With all apologies to lovers of Scotch, I must admit that my uneducated taste buds cannot tell the difference between fine Scotch and Listerine. However, I am a connoisseur of equine form and movement. I can think of no other equine activity that shows off the beauty of equine movement better than dressage. I would argue that the beauty of a well-schooled horse and an experienced rider easily equals that of fine art, beautiful music or gourmet food. I really hate to hear commentators dismissively refer to it as "horse dancing."
Although dressage is very much about horse and rider, it is not so much the rider but the horse that is my focus of interest. The rider’s movements must flow naturally with that of the horse and that is much harder than it looks. However, it is in the horse’s movements where most of the visible action is. This is deliberate. The rider's use of aides must be so subtle as to be nearly imperceptible. The relationship of the dressage horse and rider is a long one, and dressage horses are usually much older than those used in other types of equestrian competition. Riders usually have several horses at different stages of training. It takes a special person and a very special horse to do dressage. My horse has been known to do a beautifully extended sitting trot that is in my mind’s eye every bit as good as that of the horses of the Spanish Riding School in Vienna. That is, of course, as a bold lie on my part as I have ever told, and I know it. If you are a fellow rider maybe you can forgive me my affection for my mount’s imagined abilities. I really know that neither of us is cut out for the dressage ring as much as I admire the sport. Perhaps no other equestrian sport requires more time spent in focused schooling as does dressage. A would-be dressage rider needs a good instructor and a great deal of commitment both in time and money to advance in the sport.

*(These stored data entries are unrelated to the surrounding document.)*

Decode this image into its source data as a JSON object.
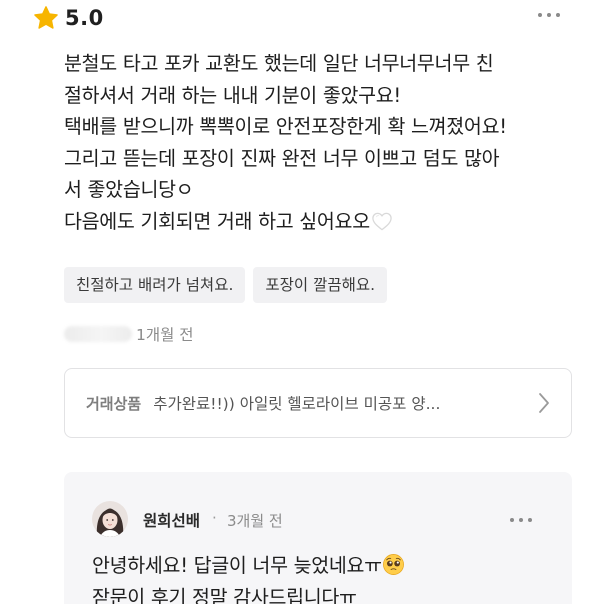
{
  "review": {
    "rating": "5.0",
    "icons": {
      "rating": "star-icon",
      "more": "more-horizontal-icon",
      "heart": "white-heart-icon"
    },
    "colors": {
      "star": "#f7b500",
      "tag_bg": "#f1f1f3",
      "reply_bg": "#f6f6f8"
    },
    "lines": [
      "분철도 타고 포카 교환도 했는데 일단 너무너무너무 친",
      "절하셔서 거래 하는 내내 기분이 좋았구요!",
      "택배를 받으니까 뽁뽁이로 안전포장한게 확 느껴졌어요!",
      "그리고 뜯는데 포장이 진짜 완전 너무 이쁘고 덤도 많아",
      "서 좋았습니당ㅇ",
      "다음에도 기회되면 거래 하고 싶어요오"
    ],
    "tags": [
      "친절하고 배려가 넘쳐요.",
      "포장이 깔끔해요."
    ],
    "time": "1개월 전"
  },
  "product": {
    "label": "거래상품",
    "name": "추가완료!!)) 아일릿 헬로라이브 미공포 양...",
    "icon": "chevron-right-icon"
  },
  "reply": {
    "author": "원희선배",
    "separator": "·",
    "time": "3개월 전",
    "lines": [
      "안녕하세요! 답글이 너무 늦었네요ㅠ",
      "잗문이 후기 정말 감사드립니다ㅠ"
    ],
    "emoji": "pleading-face-icon"
  }
}
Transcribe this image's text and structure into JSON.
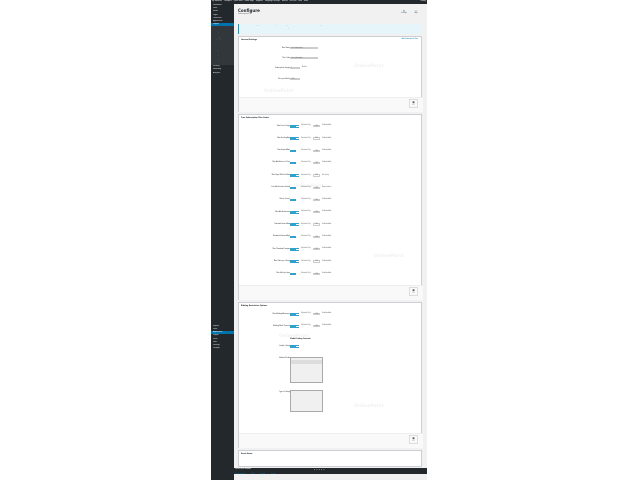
{
  "admin_bar": {
    "items": [
      "My Websites",
      "Configure",
      "Quick Start",
      "Home Page",
      "Supports",
      "Language Settings",
      "Notices",
      "Kilo Plus",
      "New",
      "Posts"
    ],
    "right": "Howdy"
  },
  "sidebar": {
    "items": [
      "Dashboard",
      "Posts",
      "Media",
      "Pages",
      "Comments",
      "Appearance",
      "Plugins",
      "Users",
      "Tools",
      "Settings",
      "Products",
      "Ordering",
      "Shopping",
      "Customers",
      "Options",
      "General",
      "Design",
      "Connections",
      "Listings",
      "Stats",
      "Settings",
      "Profile",
      "Security",
      "Marketing",
      "Analytics",
      "Reports",
      "Plans",
      "Appearance",
      "Plugins",
      "Users",
      "Tools",
      "Settings",
      "Collapse"
    ]
  },
  "page": {
    "title": "Configure",
    "subtitle": "Subscription Plan",
    "action_1": "Settings",
    "action_2": "Help"
  },
  "notice": {
    "line1": "The amounts in this page are in minutes. Here you can configure the amount for each of the default listing values.",
    "line2": "To restore the default values use the Reset button below. Changes are saved when Save is clicked."
  },
  "panels": {
    "general": {
      "title": "General Settings",
      "link": "Add Subscription Plan",
      "rows": [
        {
          "label": "Plan Name",
          "value": "Free Subscription",
          "desc": "Enter the name of the subscription plan as shown to members."
        },
        {
          "label": "Plan Code",
          "value": "free_subscription",
          "desc": "Unique code used to identify this plan."
        },
        {
          "label": "Subscription Length",
          "value": "1",
          "unit": "Months",
          "desc": "How long the subscription lasts before renewing."
        },
        {
          "label": "Price per Month",
          "value": "0.00",
          "desc": "The price charged each month for this plan."
        }
      ]
    },
    "listing": {
      "title": "Free Subscription Plan Limits",
      "rows": [
        {
          "label": "Max Free Listings",
          "mid": "100",
          "tail": "Total Available"
        },
        {
          "label": "Max Pending Ads",
          "mid": "100",
          "tail": "Total Available"
        },
        {
          "label": "Max Expired Ads",
          "mid": "100",
          "tail": "Total Available"
        },
        {
          "label": "Max Ads Active at Time",
          "mid": "100",
          "tail": "Total Available"
        },
        {
          "label": "Max Days With Pro Mark",
          "mid": "100",
          "tail": "Per Listing"
        },
        {
          "label": "Free Ad Duration Setting",
          "mid": "100",
          "tail": "Days Duration"
        },
        {
          "label": "Max In Queue",
          "mid": "100",
          "tail": "Total Available"
        },
        {
          "label": "Max Ads Reactivate",
          "mid": "100",
          "tail": "Total Available"
        },
        {
          "label": "Standard Search Ads",
          "mid": "100",
          "tail": "Total Available"
        },
        {
          "label": "Standard Featured Ads",
          "mid": "100",
          "tail": "Total Available"
        },
        {
          "label": "Max Thumbnail Images",
          "mid": "100",
          "tail": "Total Available"
        },
        {
          "label": "Max Video per Listing",
          "mid": "100",
          "tail": "Total Available"
        },
        {
          "label": "Max Gallery Items",
          "mid": "100",
          "tail": "Total Available"
        }
      ]
    },
    "bidding": {
      "title": "Bidding Restriction Options",
      "rows": [
        {
          "label": "Max Bidding Allowance",
          "mid": "100",
          "tail": "Total Available"
        },
        {
          "label": "Bidding Block Timeout",
          "mid": "100",
          "tail": "Total Available"
        }
      ],
      "group_heading": "Global Listing Controls",
      "enable_label": "Enable Listing",
      "field_label": "Allowed Fields",
      "field_options": [
        "Title",
        "Listing Description",
        "Location",
        "Image"
      ],
      "type_label": "Type of Listing",
      "type_options": [
        "Standard Ad",
        "Featured Ad",
        "Premium Ad",
        "Urgent Ad",
        "Top Listing Ad",
        "Homepage Ad",
        "Spotlight Ad",
        "Gallery Ad",
        "Bump Up Ad"
      ]
    },
    "last": {
      "title": "Event Items",
      "desc": "Event items is a collection of events for the selected plan."
    }
  },
  "option_text": "Unlimited Only",
  "save_label": "Save",
  "watermark_text": "OnlinePoint",
  "footer": {
    "brand": "Online Point Software",
    "links": [
      "Documentation",
      "Help",
      "Support",
      "Version"
    ],
    "dots": "● ● ● ● ●"
  },
  "colors": {
    "accent": "#0073aa",
    "toggle": "#2ea2cc",
    "admin_bar": "#23282d",
    "notice_bg": "#e5f5fa"
  }
}
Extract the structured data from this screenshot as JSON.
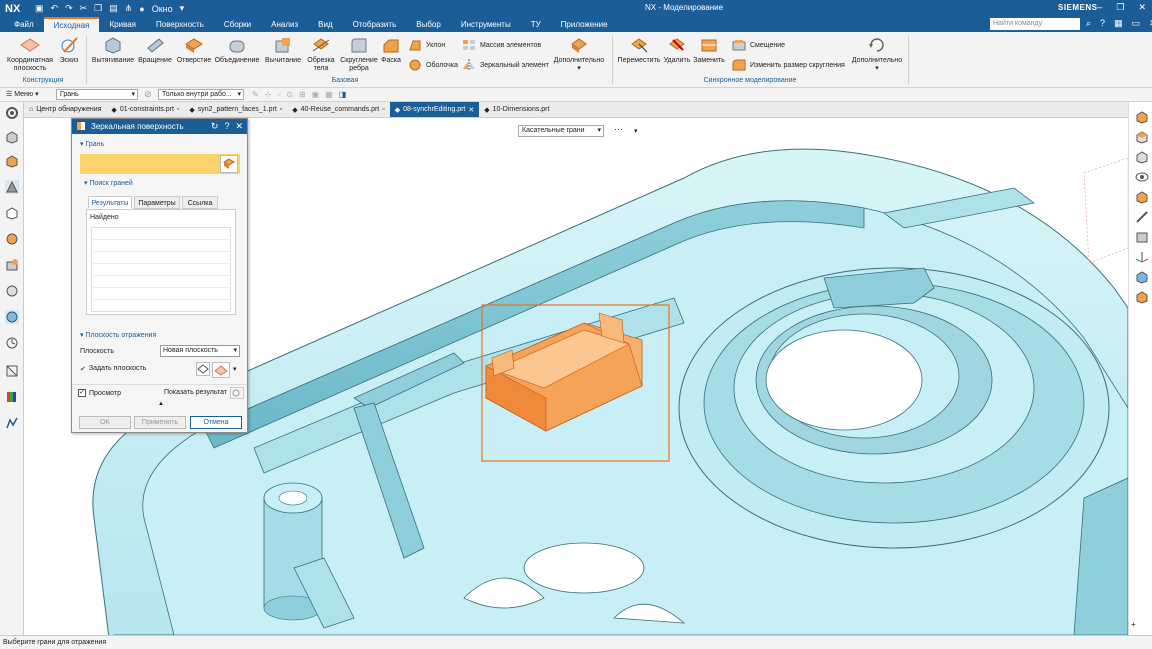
{
  "titlebar": {
    "logo": "NX",
    "window_menu": "Окно",
    "title": "NX - Моделирование",
    "brand": "SIEMENS"
  },
  "menubar": {
    "items": [
      "Файл",
      "Исходная",
      "Кривая",
      "Поверхность",
      "Сборки",
      "Анализ",
      "Вид",
      "Отобразить",
      "Выбор",
      "Инструменты",
      "ТУ",
      "Приложение"
    ],
    "active": "Исходная",
    "search_placeholder": "Найти команду (Ctrl+Space)"
  },
  "ribbon": {
    "construction": {
      "label": "Конструкция",
      "btn_csys_1": "Координатная",
      "btn_csys_2": "плоскость",
      "btn_sketch": "Эскиз"
    },
    "basic": {
      "label": "Базовая",
      "extrude": "Вытягивание",
      "revolve": "Вращение",
      "hole": "Отверстие",
      "unite": "Объединение",
      "subtract": "Вычитание",
      "trim_1": "Обрезка",
      "trim_2": "тела",
      "blend_1": "Скругление",
      "blend_2": "ребра",
      "chamfer": "Фаска",
      "draft": "Уклон",
      "shell": "Оболочка",
      "pattern": "Массив элементов",
      "mirror": "Зеркальный элемент",
      "more": "Дополнительно"
    },
    "sync": {
      "label": "Синхронное моделирование",
      "move": "Переместить",
      "delete": "Удалить",
      "replace": "Заменить",
      "offset": "Смещение",
      "resize_blend": "Изменить размер скругления",
      "more": "Дополнительно"
    }
  },
  "selbar": {
    "menu": "Меню",
    "filter": "Грань",
    "scope": "Только внутри рабо..."
  },
  "tabs": [
    {
      "label": "Центр обнаружения"
    },
    {
      "label": "01-constraints.prt"
    },
    {
      "label": "syn2_pattern_faces_1.prt"
    },
    {
      "label": "40-Reuse_commands.prt"
    },
    {
      "label": "08-synchrEditing.prt"
    },
    {
      "label": "10-Dimensions.prt"
    }
  ],
  "active_tab": "08-synchrEditing.prt",
  "viewport": {
    "face_rule": "Касательные грани"
  },
  "dialog": {
    "title": "Зеркальная поверхность",
    "face_section": "Грань",
    "find_section": "Поиск граней",
    "tabs": [
      "Результаты",
      "Параметры",
      "Ссылка"
    ],
    "found_label": "Найдено",
    "plane_section": "Плоскость отражения",
    "plane_label": "Плоскость",
    "plane_value": "Новая плоскость",
    "specify_plane": "Задать плоскость",
    "preview": "Просмотр",
    "show_result": "Показать результат",
    "ok": "OK",
    "apply": "Применить",
    "cancel": "Отмена"
  },
  "status": "Выберите грани для отражения",
  "colors": {
    "brand_blue": "#1b5e97",
    "accent_orange": "#e6761e",
    "part_cyan": "#c5eef4",
    "selection_yellow": "#fcd36b"
  }
}
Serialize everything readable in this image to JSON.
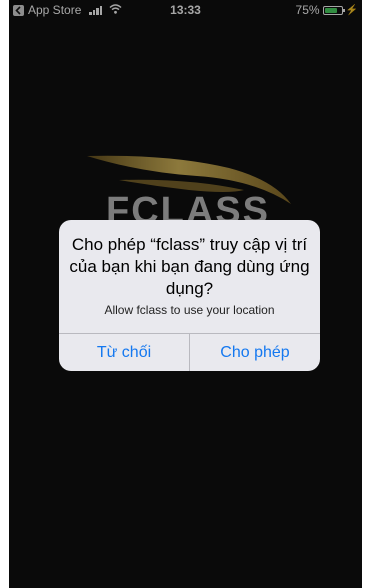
{
  "status_bar": {
    "back_app": "App Store",
    "time": "13:33",
    "battery_percent": "75%",
    "battery_level": 0.75
  },
  "brand": {
    "logo_text": "FCLASS",
    "gold_color": "#c9a94a",
    "icon": "fclass-wing-logo"
  },
  "alert": {
    "title": "Cho phép “fclass” truy cập vị trí của bạn khi bạn đang dùng ứng dụng?",
    "message": "Allow fclass to use your location",
    "deny_label": "Từ chối",
    "allow_label": "Cho phép",
    "button_color": "#1478f0"
  }
}
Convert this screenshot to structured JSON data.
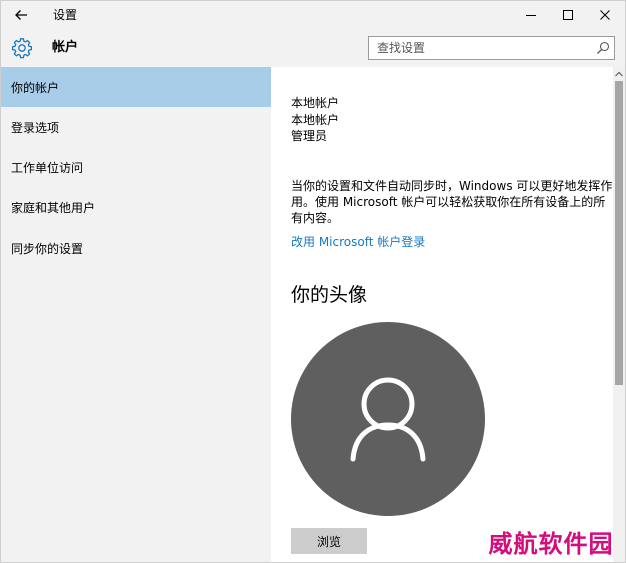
{
  "window": {
    "title": "设置"
  },
  "header": {
    "title": "帐户",
    "search_placeholder": "查找设置"
  },
  "sidebar": {
    "items": [
      {
        "label": "你的帐户",
        "selected": true
      },
      {
        "label": "登录选项",
        "selected": false
      },
      {
        "label": "工作单位访问",
        "selected": false
      },
      {
        "label": "家庭和其他用户",
        "selected": false
      },
      {
        "label": "同步你的设置",
        "selected": false
      }
    ]
  },
  "account": {
    "name": "本地帐户",
    "type": "本地帐户",
    "role": "管理员"
  },
  "description": "当你的设置和文件自动同步时，Windows 可以更好地发挥作用。使用 Microsoft 帐户可以轻松获取你在所有设备上的所有内容。",
  "ms_link": "改用 Microsoft 帐户登录",
  "avatar_section": {
    "heading": "你的头像",
    "browse_label": "浏览"
  },
  "watermark": "威航软件园",
  "colors": {
    "sidebar_bg": "#f2f2f2",
    "selected_bg": "#a8cde8",
    "link": "#1878c0",
    "avatar_bg": "#5f5f5f",
    "watermark": "#d40c7c"
  },
  "icons": {
    "back": "arrow-left-icon",
    "minimize": "minimize-icon",
    "maximize": "maximize-icon",
    "close": "close-icon",
    "gear": "gear-icon",
    "search": "search-icon",
    "avatar": "user-silhouette-icon"
  }
}
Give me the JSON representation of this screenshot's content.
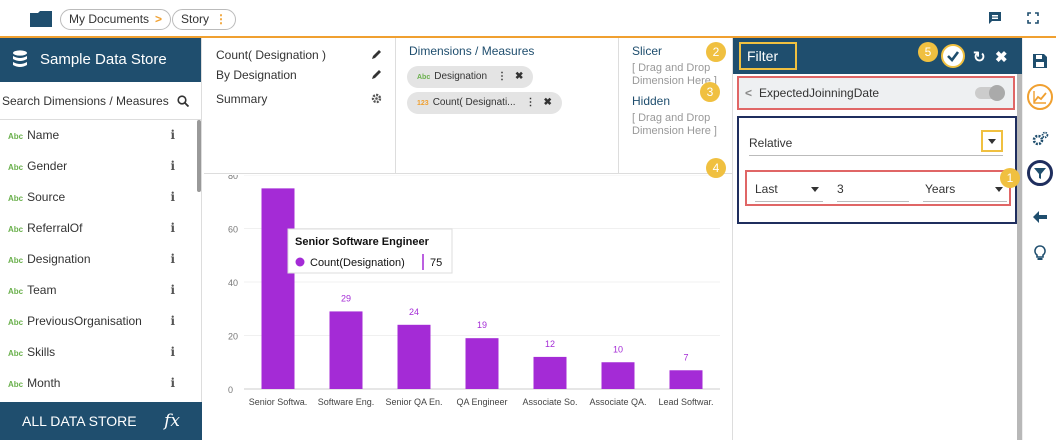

You might argue that dressage’s origins go back to the first person who deliberately schooled the natural movements of a horse to a high standard of perfection, but modern dressage dates back to the Renaissance. The various courts of Europe vied with each other to have the finest horsemen and schooling facilities. Authors wrote elaborate theses on horsemanship and, of course, the military value of having superb control over one’s mount was never lost on an aristocracy whose origins rose from a medieval military elite. A well-known relic of those days is the Spanish Riding School in Vienna, Austria. The school was first named as such in 1572 and the facility was even older. The name came from a time when both Spain and Austria were part of the Hapsburg Empire and Spanish horses were imported by Emperor Maximilian II and settled on a stud farm at Lipizza (Lipica) in the province of Slovenia. The Lipizzans became the signature breed of the Spanish Riding School. I have seen their performances, visited the Winter Riding School Hall in Vienna and the stud farm at Piber, near Graz, Austria. I saw sights that any horseman could admire regardless of his riding interests. Classical dressage, such as performed by the Spanish Riding School, includes a number of movements known as “airs above the ground”, originally needed for military riding that are not typically used in modern competition dressage and involve various controlled rears, jumps and kicks. These include the levade, capriole, courbette and ballotade. My horse could execute all of these very well, but only while we were trying teach him to load on a horse trailer.
I hope that you now understand why a purely accidental horseman can spend more time watching dressage than watching "Survivor Bali Edition." Horsemanship is more than just being on a horse: it is also about developing an understanding of that almost spiritual interface between horse and man. Dressage is a great window on that understanding, both for the dressage rider and the spectator. However, I find the ride much easier for the spectator. Watch enough and you too may find yourself a connoisseur. Now, just where did I put that “Scotch for Dummies” book?